Il y a Karine, qui raconte au média réunionnais comment elle a elle-même été tentée de tester cette drogue, dans l’espoir de comprendre son fils consommateur, avant de renoncer face aux hallucinations de ce dernier : « Aujourd’hui, je ne sais pas où il vit, il est SDF, je me sens complètement impuissante. » Il y a Fatima Lauret, médiatrice sociale à la maison des familles du quartier de Basse-Terre, à Saint-Pierre : elle témoigne des « jeunes mères de famille » appauvries par leur addiction, dont « les enfants sont retirés », mais qui sont elles-mêmes « abandonnées ». Puis, il y a Matthieu (anonymisé et coupé sur la photo), la quarantaine, lui-même devenu accro à plusieurs drogues, dont le dou. C’est Fatima qui l’a convaincu de raconter son histoire, afin qu’on arrête « de stigmatiser les personnes droguées ».

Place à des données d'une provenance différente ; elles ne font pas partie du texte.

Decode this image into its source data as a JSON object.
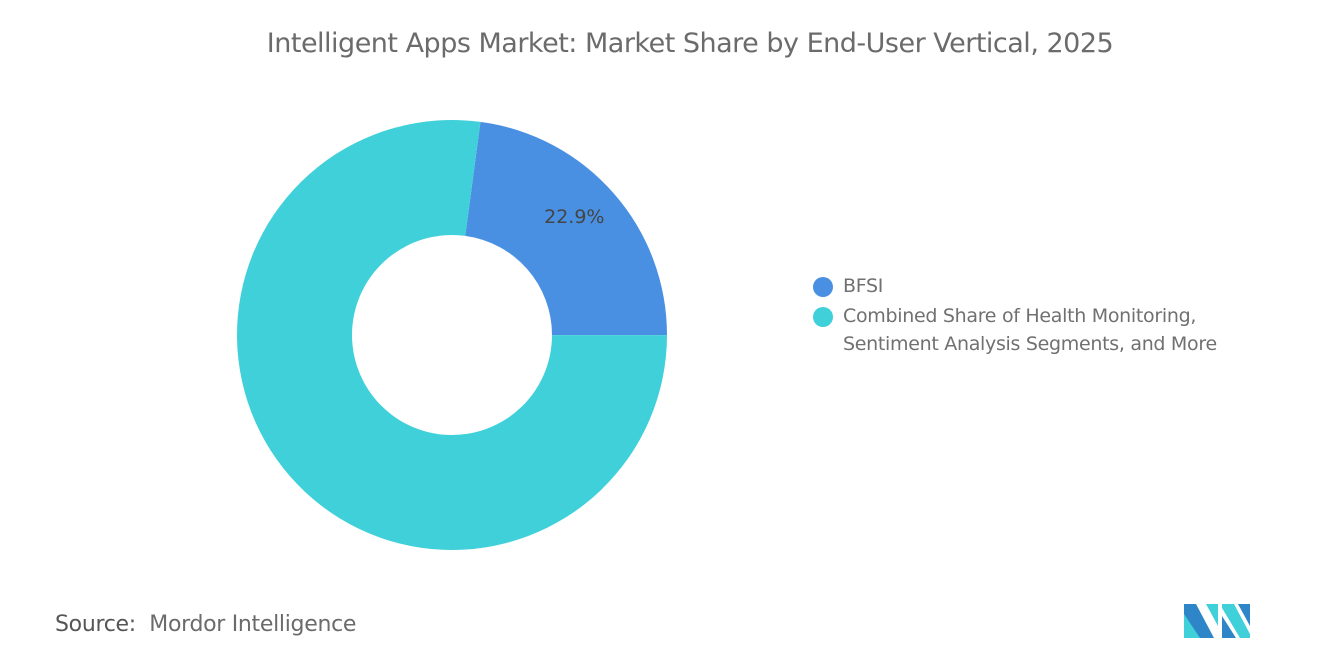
{
  "chart_data": {
    "type": "pie",
    "title": "Intelligent Apps Market: Market Share by End-User Vertical, 2025",
    "donut": true,
    "slices": [
      {
        "name": "BFSI",
        "value": 22.9,
        "label": "22.9%",
        "color": "#4a90e2"
      },
      {
        "name": "Combined Share of Health Monitoring, Sentiment Analysis Segments, and More",
        "value": 77.1,
        "label": null,
        "color": "#40d0da"
      }
    ],
    "legend_position": "right"
  },
  "legend": {
    "line1": "Combined Share of Health Monitoring,",
    "line2": "Sentiment Analysis Segments, and More"
  },
  "source": {
    "label": "Source:",
    "value": "Mordor Intelligence"
  },
  "logo": {
    "text": "Mordor Intelligence",
    "colors": [
      "#2e86c8",
      "#40d0da"
    ]
  }
}
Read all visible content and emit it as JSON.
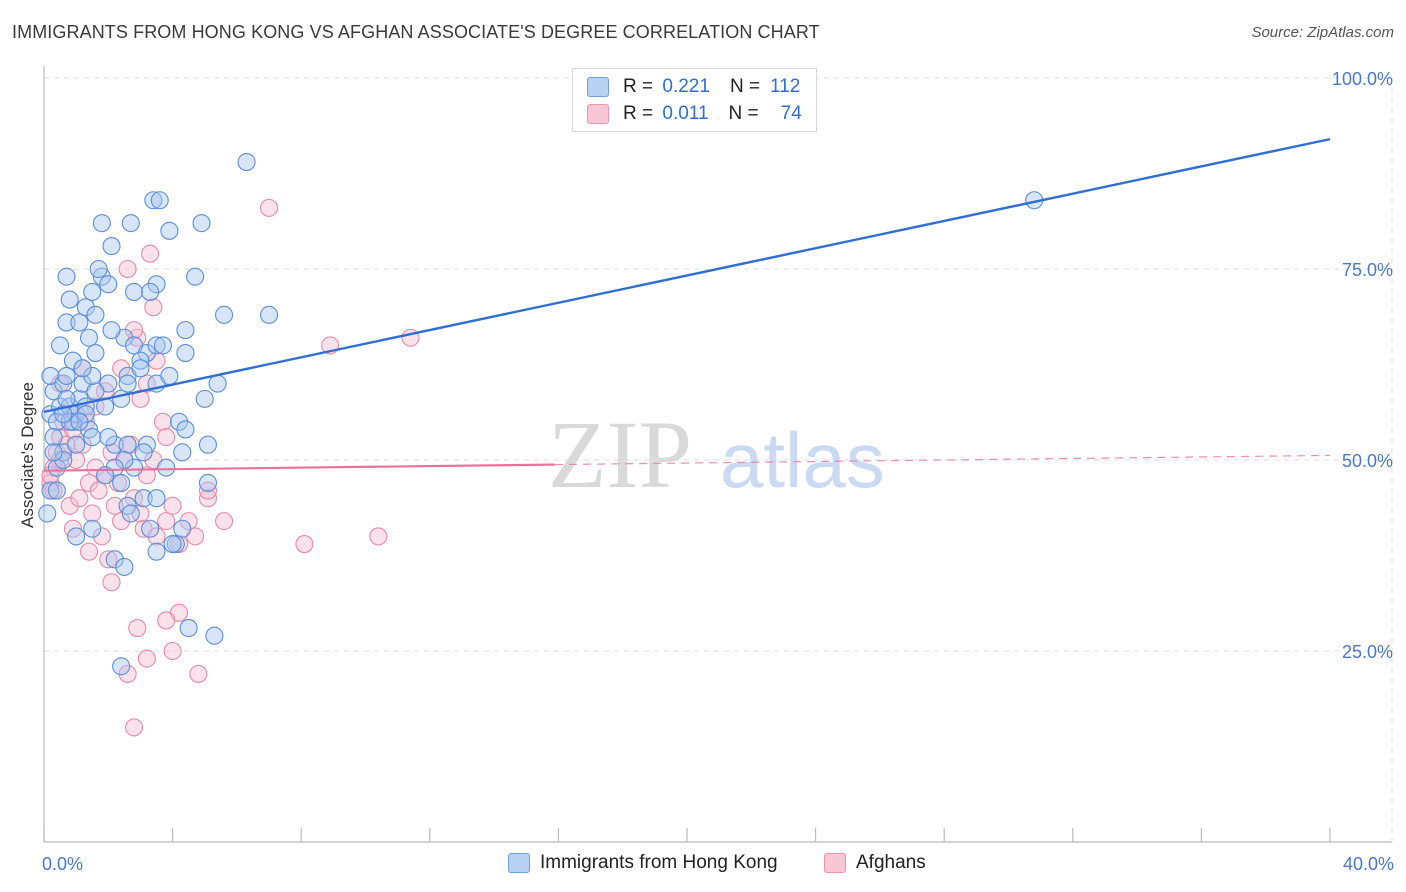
{
  "header": {
    "title": "IMMIGRANTS FROM HONG KONG VS AFGHAN ASSOCIATE'S DEGREE CORRELATION CHART",
    "source": "Source: ZipAtlas.com"
  },
  "legend": {
    "series1": {
      "r_label": "R =",
      "r_value": "0.221",
      "n_label": "N =",
      "n_value": "112"
    },
    "series2": {
      "r_label": "R =",
      "r_value": "0.011",
      "n_label": "N =",
      "n_value": "74"
    }
  },
  "watermark": {
    "part1": "ZIP",
    "part2": "atlas"
  },
  "colors": {
    "blue_fill": "#a8c6f0",
    "blue_stroke": "#5b8fdc",
    "blue_line": "#2f6fd1",
    "pink_fill": "#f6bdd0",
    "pink_stroke": "#ea8aa8",
    "pink_line": "#e8729a",
    "grid": "#dedede",
    "tick_text": "#4a78c9"
  },
  "chart_data": {
    "type": "scatter",
    "title": "IMMIGRANTS FROM HONG KONG VS AFGHAN ASSOCIATE'S DEGREE CORRELATION CHART",
    "xlabel": "",
    "ylabel": "Associate's Degree",
    "xlim": [
      0,
      40
    ],
    "ylim": [
      0,
      100
    ],
    "x_tick_labels": [
      {
        "value": 0,
        "label": "0.0%"
      },
      {
        "value": 40,
        "label": "40.0%"
      }
    ],
    "y_tick_labels": [
      {
        "value": 25,
        "label": "25.0%"
      },
      {
        "value": 50,
        "label": "50.0%"
      },
      {
        "value": 75,
        "label": "75.0%"
      },
      {
        "value": 100,
        "label": "100.0%"
      }
    ],
    "legend_position": "top-center",
    "series": [
      {
        "name": "Immigrants from Hong Kong",
        "color": "blue",
        "r": 0.221,
        "n": 112,
        "trend": {
          "x0": 0,
          "y0": 56.3,
          "x1": 40,
          "y1": 92.0,
          "style": "solid"
        },
        "points": [
          [
            0.2,
            56
          ],
          [
            0.3,
            59
          ],
          [
            0.2,
            61
          ],
          [
            0.4,
            55
          ],
          [
            0.5,
            57
          ],
          [
            0.6,
            60
          ],
          [
            0.3,
            53
          ],
          [
            0.4,
            49
          ],
          [
            0.2,
            46
          ],
          [
            0.1,
            43
          ],
          [
            0.7,
            61
          ],
          [
            0.8,
            57
          ],
          [
            0.9,
            55
          ],
          [
            0.6,
            51
          ],
          [
            1.0,
            56
          ],
          [
            1.1,
            58
          ],
          [
            0.9,
            63
          ],
          [
            1.2,
            60
          ],
          [
            1.3,
            57
          ],
          [
            1.4,
            54
          ],
          [
            0.5,
            65
          ],
          [
            0.7,
            68
          ],
          [
            0.8,
            71
          ],
          [
            1.1,
            68
          ],
          [
            1.3,
            70
          ],
          [
            1.5,
            72
          ],
          [
            1.6,
            69
          ],
          [
            1.4,
            66
          ],
          [
            1.8,
            74
          ],
          [
            2.0,
            73
          ],
          [
            0.7,
            74
          ],
          [
            1.7,
            75
          ],
          [
            2.1,
            78
          ],
          [
            1.8,
            81
          ],
          [
            2.7,
            81
          ],
          [
            3.4,
            84
          ],
          [
            3.6,
            84
          ],
          [
            4.9,
            81
          ],
          [
            3.9,
            80
          ],
          [
            6.3,
            89
          ],
          [
            4.7,
            74
          ],
          [
            3.5,
            73
          ],
          [
            2.8,
            72
          ],
          [
            3.3,
            72
          ],
          [
            2.5,
            66
          ],
          [
            2.8,
            65
          ],
          [
            3.2,
            64
          ],
          [
            3.0,
            63
          ],
          [
            3.5,
            65
          ],
          [
            3.7,
            65
          ],
          [
            4.4,
            67
          ],
          [
            4.4,
            64
          ],
          [
            5.6,
            69
          ],
          [
            7.0,
            69
          ],
          [
            2.6,
            61
          ],
          [
            2.0,
            60
          ],
          [
            1.6,
            59
          ],
          [
            1.5,
            61
          ],
          [
            2.4,
            58
          ],
          [
            1.9,
            57
          ],
          [
            3.5,
            60
          ],
          [
            4.2,
            55
          ],
          [
            3.2,
            52
          ],
          [
            2.2,
            52
          ],
          [
            1.5,
            53
          ],
          [
            1.3,
            56
          ],
          [
            0.8,
            55
          ],
          [
            1.1,
            55
          ],
          [
            2.0,
            53
          ],
          [
            2.6,
            52
          ],
          [
            3.1,
            51
          ],
          [
            3.8,
            49
          ],
          [
            4.3,
            51
          ],
          [
            2.8,
            49
          ],
          [
            2.5,
            50
          ],
          [
            2.2,
            49
          ],
          [
            1.9,
            48
          ],
          [
            1.0,
            52
          ],
          [
            0.6,
            50
          ],
          [
            0.3,
            51
          ],
          [
            0.6,
            56
          ],
          [
            0.7,
            58
          ],
          [
            1.2,
            62
          ],
          [
            1.6,
            64
          ],
          [
            2.1,
            67
          ],
          [
            2.6,
            60
          ],
          [
            3.0,
            62
          ],
          [
            3.9,
            61
          ],
          [
            5.0,
            58
          ],
          [
            5.4,
            60
          ],
          [
            4.4,
            54
          ],
          [
            5.1,
            52
          ],
          [
            2.4,
            47
          ],
          [
            2.6,
            44
          ],
          [
            3.1,
            45
          ],
          [
            3.5,
            45
          ],
          [
            4.3,
            41
          ],
          [
            5.1,
            47
          ],
          [
            1.0,
            40
          ],
          [
            2.7,
            43
          ],
          [
            3.3,
            41
          ],
          [
            3.5,
            38
          ],
          [
            4.1,
            39
          ],
          [
            2.2,
            37
          ],
          [
            2.5,
            36
          ],
          [
            4.0,
            39
          ],
          [
            4.5,
            28
          ],
          [
            5.3,
            27
          ],
          [
            2.4,
            23
          ],
          [
            1.5,
            41
          ],
          [
            0.4,
            46
          ],
          [
            30.8,
            84
          ]
        ]
      },
      {
        "name": "Afghans",
        "color": "pink",
        "r": 0.011,
        "n": 74,
        "trend": {
          "x0": 0,
          "y0": 48.6,
          "x1": 15.9,
          "y1": 49.4,
          "x_dash_end": 40,
          "y_dash_end": 50.6,
          "style": "solid-then-dashed"
        },
        "points": [
          [
            0.2,
            47
          ],
          [
            0.3,
            49
          ],
          [
            0.4,
            51
          ],
          [
            0.5,
            53
          ],
          [
            0.6,
            55
          ],
          [
            0.3,
            46
          ],
          [
            0.2,
            48
          ],
          [
            0.5,
            50
          ],
          [
            0.7,
            52
          ],
          [
            0.9,
            54
          ],
          [
            1.0,
            50
          ],
          [
            1.2,
            52
          ],
          [
            0.8,
            44
          ],
          [
            1.1,
            45
          ],
          [
            1.4,
            47
          ],
          [
            1.6,
            49
          ],
          [
            1.7,
            46
          ],
          [
            1.9,
            48
          ],
          [
            2.1,
            51
          ],
          [
            2.3,
            47
          ],
          [
            2.5,
            50
          ],
          [
            2.7,
            52
          ],
          [
            2.2,
            44
          ],
          [
            2.4,
            42
          ],
          [
            2.8,
            45
          ],
          [
            3.0,
            43
          ],
          [
            3.2,
            48
          ],
          [
            3.4,
            50
          ],
          [
            3.1,
            41
          ],
          [
            3.5,
            40
          ],
          [
            3.8,
            42
          ],
          [
            4.0,
            44
          ],
          [
            4.2,
            39
          ],
          [
            4.5,
            42
          ],
          [
            4.7,
            40
          ],
          [
            5.1,
            45
          ],
          [
            5.6,
            42
          ],
          [
            0.9,
            41
          ],
          [
            1.8,
            40
          ],
          [
            1.4,
            38
          ],
          [
            2.0,
            37
          ],
          [
            2.1,
            34
          ],
          [
            3.0,
            58
          ],
          [
            3.2,
            60
          ],
          [
            3.5,
            63
          ],
          [
            2.9,
            66
          ],
          [
            3.4,
            70
          ],
          [
            3.3,
            77
          ],
          [
            2.6,
            75
          ],
          [
            3.7,
            55
          ],
          [
            3.8,
            53
          ],
          [
            1.3,
            55
          ],
          [
            1.6,
            57
          ],
          [
            1.9,
            59
          ],
          [
            2.4,
            62
          ],
          [
            1.2,
            62
          ],
          [
            0.9,
            56
          ],
          [
            0.5,
            60
          ],
          [
            2.8,
            67
          ],
          [
            7.0,
            83
          ],
          [
            8.9,
            65
          ],
          [
            11.4,
            66
          ],
          [
            8.1,
            39
          ],
          [
            10.4,
            40
          ],
          [
            5.1,
            46
          ],
          [
            4.2,
            30
          ],
          [
            3.8,
            29
          ],
          [
            2.9,
            28
          ],
          [
            4.0,
            25
          ],
          [
            3.2,
            24
          ],
          [
            4.8,
            22
          ],
          [
            2.6,
            22
          ],
          [
            2.8,
            15
          ],
          [
            1.5,
            43
          ]
        ]
      }
    ]
  },
  "bottom_legend": {
    "series1_label": "Immigrants from Hong Kong",
    "series2_label": "Afghans"
  }
}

À travers ces témoignages, Parallèle Sud illustre la violence de ce « nouveau produit de synthèse » : le dou peut en effet provoquer une forte addiction « après quelques semaines seulement », forçant les usagers à s’endetter ou voler pour payer leurs doses très chères. Ces interlocuteurs critiquent par ailleurs les actions policières contre le trafic, limitées aux quartiers pauvres du sud de l’île, et l’absence de prévention. Pour Fatima Lauret, « il ne faut pas attendre que le feu brûle, malheureusement c’est déjà le cas ».